= MHV amplitudes =

Maximally helicity violating amplitudes

In theoretical particle physics, maximally helicity violating amplitudes (MHV) are amplitudes with $n$ massless external gauge bosons, where $n-2$ gauge bosons have a particular helicity and the other two have the opposite helicity. These amplitudes are called MHV amplitudes, because at tree level, they violate helicity conservation to the maximum extent possible. The tree amplitudes in which all gauge bosons have the same helicity or all but one have the same helicity vanish.

MHV amplitudes may be calculated very efficiently by means of the Parke–Taylor formula.

Although developed for pure gluon scattering, extensions exist for massive particles, scalars (the Higgs) and for fermions (quarks and their interactions in QCD).

== Parke–Taylor amplitudes ==

Work done in 1980s by Stephen Parke and Tomasz Taylor found that when considering the scattering of many gluons, certain classes of amplitude vanish at tree level; in particular when fewer than two gluons have negative helicity (and all the rest have positive helicity):

 $\mathcal{A}(1^+ \cdots n^+) = 0,$
 $\mathcal{A}(1^+ \cdots i^- \cdots n^+) = 0.$

The first non-vanishing case occurs when two gluons have negative helicity. Such amplitudes are known as "maximally helicity violating" and have an extremely simple form in terms of momentum bilinears, independent of the number of gluons present:

 $$\mathcal{A}(1^+\cdots i^- \cdots j^- \cdots n^+)
= i(-g)^{n-2} \frac{\langle i \; j\rangle^4}{\langle 1\;2 \rangle \langle 2\;3 \rangle \cdots \langle (n-1)\;n\rangle \langle n \; 1 \rangle}$$

The compactness of these amplitudes makes them extremely attractive, particularly for data taking at the LHC, for which it is necessary to remove the dominant background of Standard Model events. A rigorous derivation of the Parke–Taylor amplitudes was given by Berends and Giele.

== CSW rules ==

The MHV were given a geometrical interpretation using Witten's twistor string theory which in turn inspired a technique of "sewing" MHV amplitudes together (with some off-shell continuation) to build arbitrarily complex tree diagrams. The rules for this formalism are called the CSW rules (after Freddy Cachazo, Peter Svrcek, Edward Witten), with their extension at loop level developed by Brandhuber, Spence and Travaglini.

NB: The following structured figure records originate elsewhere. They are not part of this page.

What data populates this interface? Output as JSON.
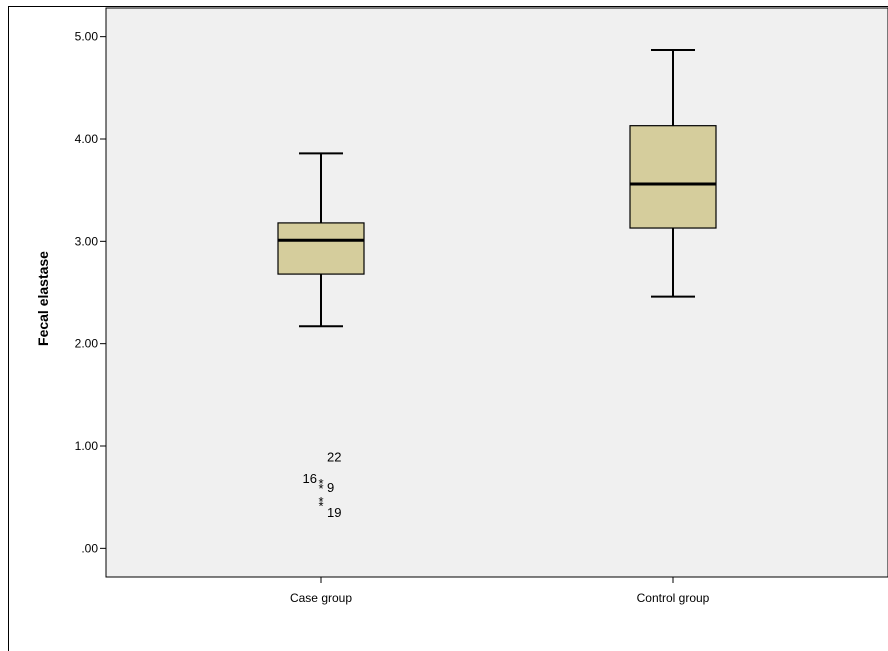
{
  "chart_data": {
    "type": "boxplot",
    "title": "",
    "xlabel": "",
    "ylabel": "Fecal elastase",
    "ylim": [
      -0.28,
      5.28
    ],
    "yticks": [
      0,
      1,
      2,
      3,
      4,
      5
    ],
    "ytick_labels": [
      ".00",
      "1.00",
      "2.00",
      "3.00",
      "4.00",
      "5.00"
    ],
    "categories": [
      "Case group",
      "Control group"
    ],
    "boxes": [
      {
        "category": "Case group",
        "whisker_low": 2.17,
        "q1": 2.68,
        "median": 3.01,
        "q3": 3.18,
        "whisker_high": 3.86,
        "outliers": [
          {
            "value": 0.65,
            "label": "16"
          },
          {
            "value": 0.6,
            "label": "9"
          },
          {
            "value": 0.47,
            "label": "19"
          },
          {
            "value": 0.43,
            "label": ""
          },
          {
            "value": 0.89,
            "label": "22",
            "label_only": true
          }
        ]
      },
      {
        "category": "Control group",
        "whisker_low": 2.46,
        "q1": 3.13,
        "median": 3.56,
        "q3": 4.13,
        "whisker_high": 4.87,
        "outliers": []
      }
    ],
    "colors": {
      "plot_background": "#f0f0f0",
      "box_fill": "#d5cd9c",
      "line": "#000000"
    },
    "grid": false,
    "legend": "none"
  }
}
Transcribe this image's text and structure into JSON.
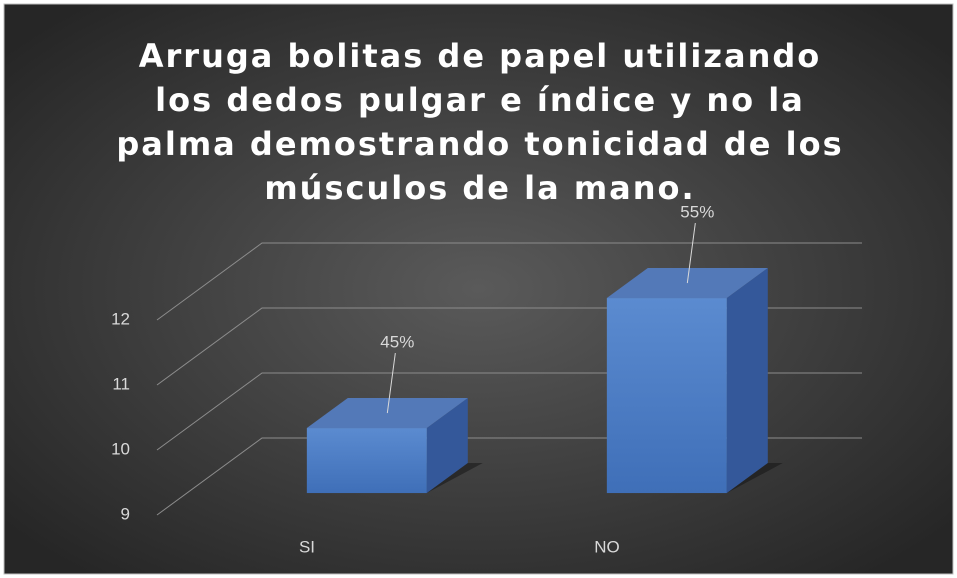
{
  "chart_data": {
    "type": "bar3d",
    "title": "Arruga bolitas de papel utilizando los dedos pulgar e índice y no la palma demostrando tonicidad de los músculos de la mano.",
    "categories": [
      "SI",
      "NO"
    ],
    "values": [
      10,
      12
    ],
    "value_labels": [
      "45%",
      "55%"
    ],
    "color": "#4a7cc7",
    "ylim": [
      9,
      12
    ],
    "yticks": [
      9,
      10,
      11,
      12
    ],
    "grid": true
  }
}
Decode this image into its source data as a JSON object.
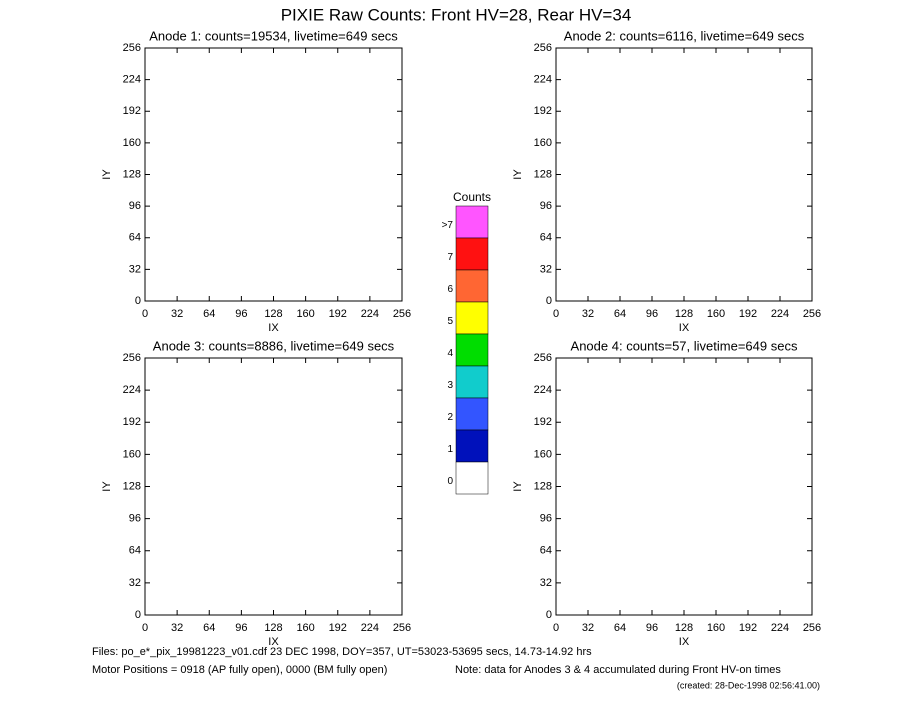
{
  "title": "PIXIE Raw Counts:  Front HV=28, Rear HV=34",
  "chart_data": [
    {
      "type": "image",
      "title": "Anode 1: counts=19534, livetime=649 secs",
      "xlabel": "IX",
      "ylabel": "IY",
      "xlim": [
        0,
        256
      ],
      "ylim": [
        0,
        256
      ],
      "xticks": [
        0,
        32,
        64,
        96,
        128,
        160,
        192,
        224,
        256
      ],
      "yticks": [
        0,
        32,
        64,
        96,
        128,
        160,
        192,
        224,
        256
      ]
    },
    {
      "type": "image",
      "title": "Anode 2: counts=6116, livetime=649 secs",
      "xlabel": "IX",
      "ylabel": "IY",
      "xlim": [
        0,
        256
      ],
      "ylim": [
        0,
        256
      ],
      "xticks": [
        0,
        32,
        64,
        96,
        128,
        160,
        192,
        224,
        256
      ],
      "yticks": [
        0,
        32,
        64,
        96,
        128,
        160,
        192,
        224,
        256
      ]
    },
    {
      "type": "image",
      "title": "Anode 3: counts=8886, livetime=649 secs",
      "xlabel": "IX",
      "ylabel": "IY",
      "xlim": [
        0,
        256
      ],
      "ylim": [
        0,
        256
      ],
      "xticks": [
        0,
        32,
        64,
        96,
        128,
        160,
        192,
        224,
        256
      ],
      "yticks": [
        0,
        32,
        64,
        96,
        128,
        160,
        192,
        224,
        256
      ]
    },
    {
      "type": "image",
      "title": "Anode 4: counts=57, livetime=649 secs",
      "xlabel": "IX",
      "ylabel": "IY",
      "xlim": [
        0,
        256
      ],
      "ylim": [
        0,
        256
      ],
      "xticks": [
        0,
        32,
        64,
        96,
        128,
        160,
        192,
        224,
        256
      ],
      "yticks": [
        0,
        32,
        64,
        96,
        128,
        160,
        192,
        224,
        256
      ]
    }
  ],
  "colorbar": {
    "title": "Counts",
    "levels": [
      {
        "label": ">7",
        "color": "#ff55ff"
      },
      {
        "label": "7",
        "color": "#ff1111"
      },
      {
        "label": "6",
        "color": "#ff6633"
      },
      {
        "label": "5",
        "color": "#ffff00"
      },
      {
        "label": "4",
        "color": "#00dd00"
      },
      {
        "label": "3",
        "color": "#11cccc"
      },
      {
        "label": "2",
        "color": "#3355ff"
      },
      {
        "label": "1",
        "color": "#0011bb"
      },
      {
        "label": "0",
        "color": "#ffffff"
      }
    ]
  },
  "footer": {
    "files": "Files: po_e*_pix_19981223_v01.cdf    23 DEC 1998, DOY=357, UT=53023-53695 secs, 14.73-14.92 hrs",
    "motor": "Motor Positions = 0918 (AP fully open), 0000 (BM fully open)",
    "note": "Note: data for Anodes 3 & 4 accumulated during Front HV-on times",
    "created": "(created: 28-Dec-1998 02:56:41.00)"
  }
}
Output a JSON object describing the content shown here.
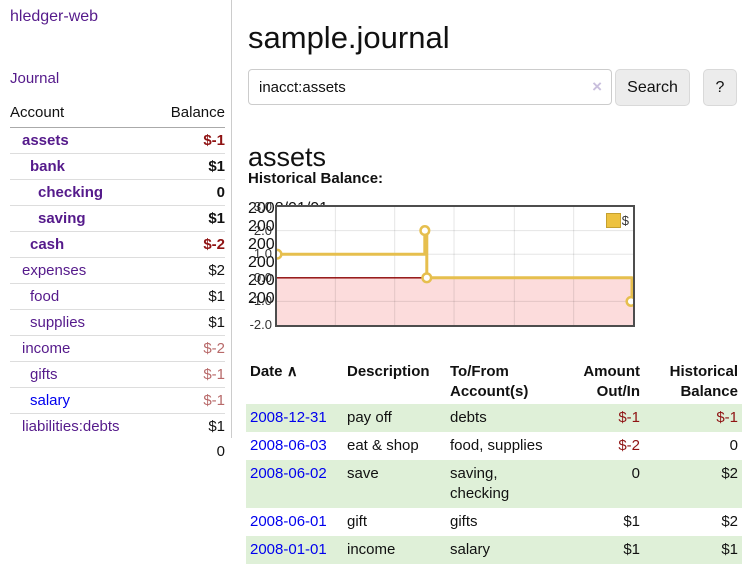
{
  "colors": {
    "link_visited_purple": "#551A8B",
    "link_blue": "#0000EE",
    "negative_red": "#8f1313",
    "negative_soft_red": "#b86a6a",
    "row_highlight_green": "#dff0d8",
    "chart_series_gold": "#EDC240",
    "chart_negative_region": "#fcdcdc",
    "chart_zero_line": "#8b0000"
  },
  "app": {
    "brand": "hledger-web",
    "nav": {
      "journal": "Journal"
    }
  },
  "sidebar": {
    "header": {
      "account": "Account",
      "balance": "Balance"
    },
    "accounts": [
      {
        "name": "assets",
        "depth": 1,
        "selected": true,
        "visited": true,
        "balance": "$-1",
        "balance_tone": "negative"
      },
      {
        "name": "bank",
        "depth": 2,
        "selected": true,
        "visited": true,
        "balance": "$1",
        "balance_tone": "normal"
      },
      {
        "name": "checking",
        "depth": 3,
        "selected": true,
        "visited": true,
        "balance": "0",
        "balance_tone": "normal"
      },
      {
        "name": "saving",
        "depth": 3,
        "selected": true,
        "visited": true,
        "balance": "$1",
        "balance_tone": "normal"
      },
      {
        "name": "cash",
        "depth": 2,
        "selected": true,
        "visited": true,
        "balance": "$-2",
        "balance_tone": "negative"
      },
      {
        "name": "expenses",
        "depth": 1,
        "selected": false,
        "visited": true,
        "balance": "$2",
        "balance_tone": "normal"
      },
      {
        "name": "food",
        "depth": 2,
        "selected": false,
        "visited": true,
        "balance": "$1",
        "balance_tone": "normal"
      },
      {
        "name": "supplies",
        "depth": 2,
        "selected": false,
        "visited": true,
        "balance": "$1",
        "balance_tone": "normal"
      },
      {
        "name": "income",
        "depth": 1,
        "selected": false,
        "visited": true,
        "balance": "$-2",
        "balance_tone": "negative-soft"
      },
      {
        "name": "gifts",
        "depth": 2,
        "selected": false,
        "visited": true,
        "balance": "$-1",
        "balance_tone": "negative-soft"
      },
      {
        "name": "salary",
        "depth": 2,
        "selected": false,
        "visited": false,
        "balance": "$-1",
        "balance_tone": "negative-soft"
      },
      {
        "name": "liabilities:debts",
        "depth": 1,
        "selected": false,
        "visited": true,
        "balance": "$1",
        "balance_tone": "normal"
      }
    ],
    "total": "0"
  },
  "main": {
    "title": "sample.journal",
    "search": {
      "value": "inacct:assets",
      "clear_glyph": "×",
      "button_label": "Search",
      "help_label": "?"
    },
    "account_heading": "assets",
    "section_label": "Historical Balance:"
  },
  "chart_data": {
    "type": "line",
    "title": "Historical Balance",
    "x_range": [
      "2008-01-01",
      "2009-01-01"
    ],
    "ylim": [
      -2,
      3
    ],
    "grid": true,
    "negative_region_highlight": true,
    "legend": {
      "position": "top-right",
      "label": "$"
    },
    "y_ticks": [
      {
        "value": 3,
        "label": "3.0"
      },
      {
        "value": 2,
        "label": "2.0"
      },
      {
        "value": 1,
        "label": "1.0"
      },
      {
        "value": 0,
        "label": "0.0"
      },
      {
        "value": -1,
        "label": "-1.0"
      },
      {
        "value": -2,
        "label": "-2.0"
      }
    ],
    "x_ticks": [
      {
        "date": "2008-01-01",
        "label": "2008/01/01"
      },
      {
        "date": "2008-03-01",
        "label": "2008/03/01"
      },
      {
        "date": "2008-05-01",
        "label": "2008/05/01"
      },
      {
        "date": "2008-07-01",
        "label": "2008/07/01"
      },
      {
        "date": "2008-09-01",
        "label": "2008/09/01"
      },
      {
        "date": "2008-11-01",
        "label": "2008/11/01"
      }
    ],
    "series": [
      {
        "name": "$",
        "steps": true,
        "points": [
          {
            "date": "2008-01-01",
            "value": 1
          },
          {
            "date": "2008-06-01",
            "value": 2
          },
          {
            "date": "2008-06-03",
            "value": 0
          },
          {
            "date": "2008-12-31",
            "value": -1
          }
        ]
      }
    ]
  },
  "register": {
    "headers": {
      "date": "Date",
      "description": "Description",
      "accounts": "To/From Account(s)",
      "amount": "Amount Out/In",
      "balance": "Historical Balance"
    },
    "sort_icon": "∧",
    "rows": [
      {
        "date": "2008-12-31",
        "description": "pay off",
        "accounts": "debts",
        "amount": "$-1",
        "amount_tone": "negative",
        "balance": "$-1",
        "balance_tone": "negative",
        "highlight": true
      },
      {
        "date": "2008-06-03",
        "description": "eat & shop",
        "accounts": "food, supplies",
        "amount": "$-2",
        "amount_tone": "negative",
        "balance": "0",
        "balance_tone": "normal",
        "highlight": false
      },
      {
        "date": "2008-06-02",
        "description": "save",
        "accounts": "saving, checking",
        "amount": "0",
        "amount_tone": "normal",
        "balance": "$2",
        "balance_tone": "normal",
        "highlight": true
      },
      {
        "date": "2008-06-01",
        "description": "gift",
        "accounts": "gifts",
        "amount": "$1",
        "amount_tone": "normal",
        "balance": "$2",
        "balance_tone": "normal",
        "highlight": false
      },
      {
        "date": "2008-01-01",
        "description": "income",
        "accounts": "salary",
        "amount": "$1",
        "amount_tone": "normal",
        "balance": "$1",
        "balance_tone": "normal",
        "highlight": true
      }
    ]
  }
}
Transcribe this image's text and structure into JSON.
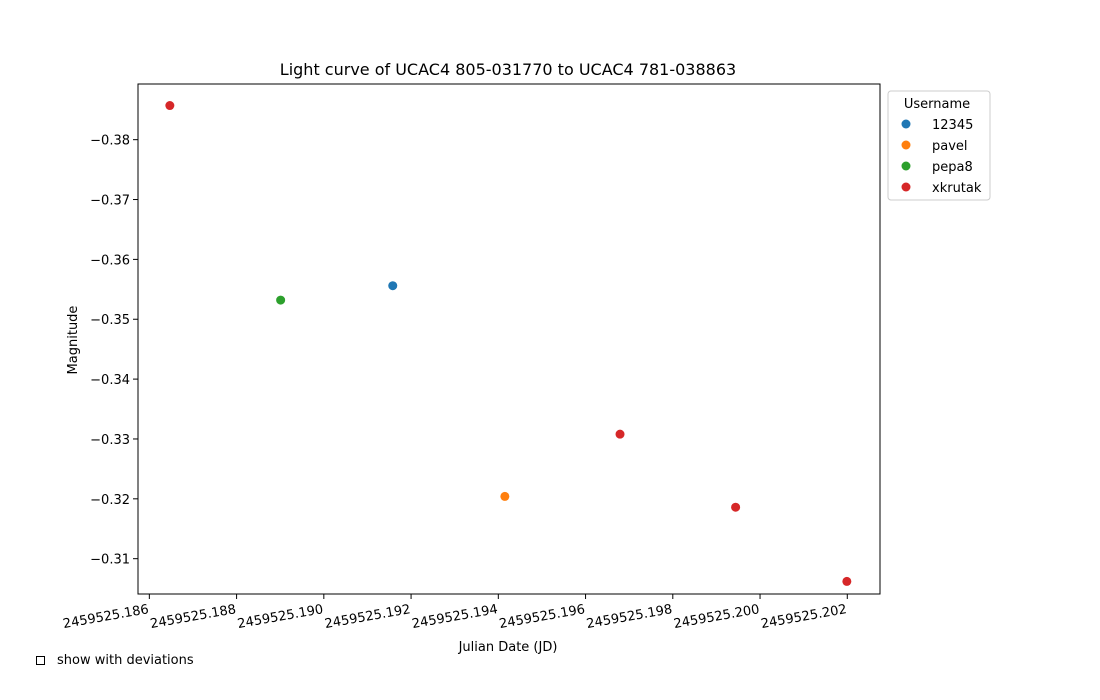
{
  "chart_data": {
    "type": "scatter",
    "title": "Light curve of UCAC4 805-031770 to UCAC4 781-038863",
    "xlabel": "Julian Date (JD)",
    "ylabel": "Magnitude",
    "xlim": [
      2459525.18574,
      2459525.20275
    ],
    "ylim": [
      -0.3893,
      -0.3041
    ],
    "y_inverted": true,
    "x_ticks": [
      2459525.186,
      2459525.188,
      2459525.19,
      2459525.192,
      2459525.194,
      2459525.196,
      2459525.198,
      2459525.2,
      2459525.202
    ],
    "x_tick_labels": [
      "2459525.186",
      "2459525.188",
      "2459525.190",
      "2459525.192",
      "2459525.194",
      "2459525.196",
      "2459525.198",
      "2459525.200",
      "2459525.202"
    ],
    "y_ticks": [
      -0.38,
      -0.37,
      -0.36,
      -0.35,
      -0.34,
      -0.33,
      -0.32,
      -0.31
    ],
    "y_tick_labels": [
      "−0.38",
      "−0.37",
      "−0.36",
      "−0.35",
      "−0.34",
      "−0.33",
      "−0.32",
      "−0.31"
    ],
    "grid": false,
    "legend": {
      "title": "Username",
      "position": "outside-top-right"
    },
    "series": [
      {
        "name": "12345",
        "color": "#1f77b4",
        "points": [
          {
            "x": 2459525.19158,
            "y": -0.3556
          }
        ]
      },
      {
        "name": "pavel",
        "color": "#ff7f0e",
        "points": [
          {
            "x": 2459525.19415,
            "y": -0.3204
          }
        ]
      },
      {
        "name": "pepa8",
        "color": "#2ca02c",
        "points": [
          {
            "x": 2459525.18901,
            "y": -0.3532
          }
        ]
      },
      {
        "name": "xkrutak",
        "color": "#d62728",
        "points": [
          {
            "x": 2459525.18647,
            "y": -0.3857
          },
          {
            "x": 2459525.19679,
            "y": -0.3308
          },
          {
            "x": 2459525.19944,
            "y": -0.3186
          },
          {
            "x": 2459525.20199,
            "y": -0.3062
          }
        ]
      }
    ]
  },
  "controls": {
    "deviations_label": "show with deviations"
  }
}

There are missing pieces in this framework, most importantly the $(++-)$ vertex, which is clearly non-MHV in form. In pure Yang–Mills theory this vertex vanishes on-shell, but it is necessary to construct the $(++++)$ amplitude at one loop. This amplitude vanishes in any supersymmetric theory, but does not in the non-supersymmetric case.

The other drawback is the reliance on cut-constructibility to compute the loop integrals. This therefore cannot recover the rational parts of amplitudes (i.e. those not containing cuts).

== The MHV Lagrangian ==

A Lagrangian whose perturbation theory gives rise to the CSW rules can be obtained by performing a canonical change of variables on the light-cone Yang–Mills (LCYM) Lagrangian.
The LCYM Lagrangrian has the following helicity structure:

 $L[A] = L^{+-}[A] + L^{-++}[A] + L^{--++}[A].$

The transformation involves absorbing the non-MHV three-point vertex into the kinetic term in a new field variable:

 $L^{+-} [A] + L^{++-}[A] = L^{+-}[B].$

When this transformation is solved as a series expansion in the new field variable, it gives rise to an effective Lagrangian with an infinite series
of MHV terms:

 $L[B] = L^{+-}[B] + L^{--+}[B] + L^{--++}[B] + L^{--+++}[B] + \cdots$

The perturbation theory of this Lagrangian has been shown (up to the five-point vertex) to recover
the CSW rules. Moreover, the missing amplitudes which plague the CSW approach turn out to be recovered
within the MHV Lagrangian framework via evasions of the S-matrix equivalence theorem.

An alternative approach to the MHV Lagrangian recovers the missing pieces mentioned above by using Lorentz-violating counterterms.

== BCFW recursion ==

BCFW recursion, also known as the Britto–Cachazo–Feng–Witten (BCFW) on-shell recursion method, is a way of calculating scattering amplitudes. Extensive use is now made of these techniques.